Netherlands-based Prosensa—a company that AVI has fought with over intellectual property— has also shown an ability in clinical trials to boost production of dystrophin. But Garabedian noted that AVI is the first to accomplish that goal in a blinded, placebo-controlled fashion, which eliminates a lot of the potential for biased results. Patients agreed to have muscle biopsies taken from their biceps before and after treatment, to get a clear sense of how much improvement they were getting in their dystrophin levels.
Details from the trial will be presented later this month at the American Academy of Neurology meeting in New Orleans, but AVI has already released much of the meaningful data to investors. Garabedian noted that the company is still analyzing some of the data itself, on key secondary goals of the trial, but he noted that the primary goal was an unequivocal success. The average patient saw a 22.5 percent increase in their dystrophin levels, and there wasn’t a huge amount of variability from patient to patient. The lowest level of dystrophin seen in a patient was 15.9 percent improvement, while the largest improvement was 29 percent, Garabedian says.
The study was small, however, with just four patients on the placebo, four on a low dose of 30 milligrams per kilogram of body weight, and four more on 50 milligrams per kilogram of body weight. Now the company will have to wait for the analysis of patients after 48 weeks of follow-up to see how much dystrophin the patients produce, whether it increases or plateaus, and whether they do better on the 6-minute walk test as time goes on. Whatever those results say, they will have a big impact on conversations AVI has with the FDA about the next proper steps in development, and the size, scope, and cost of trials to prove AVI has a real drug.

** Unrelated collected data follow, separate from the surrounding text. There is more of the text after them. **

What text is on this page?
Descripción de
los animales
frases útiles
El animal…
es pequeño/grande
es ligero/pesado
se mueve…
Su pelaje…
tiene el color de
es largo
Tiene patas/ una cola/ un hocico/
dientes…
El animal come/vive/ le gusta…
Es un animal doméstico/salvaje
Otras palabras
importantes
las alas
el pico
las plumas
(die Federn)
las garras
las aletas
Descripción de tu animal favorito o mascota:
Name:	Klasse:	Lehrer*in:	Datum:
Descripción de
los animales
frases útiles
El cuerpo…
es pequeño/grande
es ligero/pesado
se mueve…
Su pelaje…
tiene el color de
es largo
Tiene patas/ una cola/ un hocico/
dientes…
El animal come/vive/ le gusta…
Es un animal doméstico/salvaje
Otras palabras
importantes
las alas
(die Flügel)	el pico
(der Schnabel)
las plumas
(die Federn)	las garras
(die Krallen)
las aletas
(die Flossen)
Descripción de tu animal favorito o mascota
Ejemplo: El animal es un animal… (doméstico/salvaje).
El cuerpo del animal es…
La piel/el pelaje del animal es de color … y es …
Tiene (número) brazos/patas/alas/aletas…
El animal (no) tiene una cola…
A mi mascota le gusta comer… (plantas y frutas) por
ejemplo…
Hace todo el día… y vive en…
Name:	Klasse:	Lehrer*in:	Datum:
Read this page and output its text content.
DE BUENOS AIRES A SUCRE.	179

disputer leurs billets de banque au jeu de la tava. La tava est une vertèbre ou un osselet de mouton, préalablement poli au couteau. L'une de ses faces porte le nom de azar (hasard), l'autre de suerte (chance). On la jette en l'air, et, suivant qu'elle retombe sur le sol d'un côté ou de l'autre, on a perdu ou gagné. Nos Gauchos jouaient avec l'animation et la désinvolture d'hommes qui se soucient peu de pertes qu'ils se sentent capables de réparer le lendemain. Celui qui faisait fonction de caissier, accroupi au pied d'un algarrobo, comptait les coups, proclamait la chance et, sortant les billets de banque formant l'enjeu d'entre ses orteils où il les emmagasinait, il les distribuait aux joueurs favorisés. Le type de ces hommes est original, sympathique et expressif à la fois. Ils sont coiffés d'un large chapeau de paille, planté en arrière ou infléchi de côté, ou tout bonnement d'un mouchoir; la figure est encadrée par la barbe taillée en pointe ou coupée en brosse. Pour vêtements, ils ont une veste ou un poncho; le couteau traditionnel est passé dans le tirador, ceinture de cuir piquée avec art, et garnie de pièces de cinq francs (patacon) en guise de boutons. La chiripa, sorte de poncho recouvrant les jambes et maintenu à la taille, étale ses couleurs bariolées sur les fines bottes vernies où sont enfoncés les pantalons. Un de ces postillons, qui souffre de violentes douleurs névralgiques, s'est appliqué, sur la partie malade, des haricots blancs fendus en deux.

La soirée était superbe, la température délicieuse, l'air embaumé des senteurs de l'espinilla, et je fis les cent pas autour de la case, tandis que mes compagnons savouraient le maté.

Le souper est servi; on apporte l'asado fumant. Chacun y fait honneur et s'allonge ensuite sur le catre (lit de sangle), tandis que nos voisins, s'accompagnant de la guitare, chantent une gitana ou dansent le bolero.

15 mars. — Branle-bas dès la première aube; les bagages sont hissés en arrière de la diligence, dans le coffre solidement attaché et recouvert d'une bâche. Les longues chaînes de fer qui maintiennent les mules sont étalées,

Everything would have been simpler, of course, if AVI had shown what it did on dystrophin levels, and that finding neatly aligned with an improvement in the 6-minute walk test. Had that happened, you can bet the stock would have jumped, and manuscripts would have been prepared for the New England Journal of Medicine.

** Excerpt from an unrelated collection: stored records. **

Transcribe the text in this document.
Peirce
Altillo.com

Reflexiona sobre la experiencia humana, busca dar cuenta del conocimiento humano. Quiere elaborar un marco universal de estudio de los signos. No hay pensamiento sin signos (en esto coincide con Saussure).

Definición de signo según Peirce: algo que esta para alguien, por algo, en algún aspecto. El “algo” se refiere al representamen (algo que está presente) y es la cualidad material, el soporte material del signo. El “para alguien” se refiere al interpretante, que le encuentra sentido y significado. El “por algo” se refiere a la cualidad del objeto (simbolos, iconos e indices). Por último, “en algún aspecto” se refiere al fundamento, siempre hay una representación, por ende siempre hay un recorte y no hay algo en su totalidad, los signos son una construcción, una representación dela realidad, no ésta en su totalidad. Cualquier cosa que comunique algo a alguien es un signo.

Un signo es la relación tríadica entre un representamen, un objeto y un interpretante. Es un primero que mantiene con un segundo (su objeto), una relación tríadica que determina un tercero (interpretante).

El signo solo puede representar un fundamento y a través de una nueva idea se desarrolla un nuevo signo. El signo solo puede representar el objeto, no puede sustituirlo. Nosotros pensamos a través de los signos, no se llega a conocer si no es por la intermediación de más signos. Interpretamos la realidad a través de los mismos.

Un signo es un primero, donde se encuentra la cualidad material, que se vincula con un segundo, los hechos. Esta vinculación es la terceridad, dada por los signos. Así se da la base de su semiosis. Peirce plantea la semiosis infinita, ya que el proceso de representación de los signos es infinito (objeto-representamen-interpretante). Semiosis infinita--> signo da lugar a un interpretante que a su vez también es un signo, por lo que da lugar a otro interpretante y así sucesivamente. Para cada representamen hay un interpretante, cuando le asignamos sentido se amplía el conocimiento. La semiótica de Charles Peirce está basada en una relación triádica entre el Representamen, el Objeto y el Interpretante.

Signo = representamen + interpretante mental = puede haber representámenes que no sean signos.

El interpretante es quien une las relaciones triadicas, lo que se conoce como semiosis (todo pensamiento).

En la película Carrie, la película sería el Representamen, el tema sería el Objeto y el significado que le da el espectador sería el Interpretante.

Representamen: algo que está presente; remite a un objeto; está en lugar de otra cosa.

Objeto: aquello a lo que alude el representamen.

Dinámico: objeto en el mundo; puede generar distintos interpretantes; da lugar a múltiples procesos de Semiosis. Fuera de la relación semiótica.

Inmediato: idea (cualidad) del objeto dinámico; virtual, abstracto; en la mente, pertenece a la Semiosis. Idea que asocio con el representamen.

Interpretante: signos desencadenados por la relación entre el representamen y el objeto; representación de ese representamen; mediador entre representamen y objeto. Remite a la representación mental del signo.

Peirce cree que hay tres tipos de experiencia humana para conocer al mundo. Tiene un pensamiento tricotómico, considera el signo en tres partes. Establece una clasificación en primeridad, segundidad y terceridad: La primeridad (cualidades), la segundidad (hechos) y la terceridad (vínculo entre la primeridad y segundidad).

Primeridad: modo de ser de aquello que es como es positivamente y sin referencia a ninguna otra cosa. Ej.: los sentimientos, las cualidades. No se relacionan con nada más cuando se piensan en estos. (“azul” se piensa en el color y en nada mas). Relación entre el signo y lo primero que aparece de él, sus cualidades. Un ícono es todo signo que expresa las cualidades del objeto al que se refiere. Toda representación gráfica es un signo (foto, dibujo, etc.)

But drug development rarely provides such black-and-white answers, especially early in the game. So AVI will have to live with ambiguity this year, both in terms of how its drug is doing clinically, and what its future holds as a business. In the best case, Garabedian says, he can imagine getting positive 48-week data in the fourth quarter, having a meeting to discuss it soon after with the FDA, and starting a pivotal study of eteplirsen in 2013.
“While we’d prefer to have a stronger signal of clinical benefit to accelerate the program, we’ll use this period to think about how to design and execute our pivotal program,” Garabedian says. “There’s a lot to do.”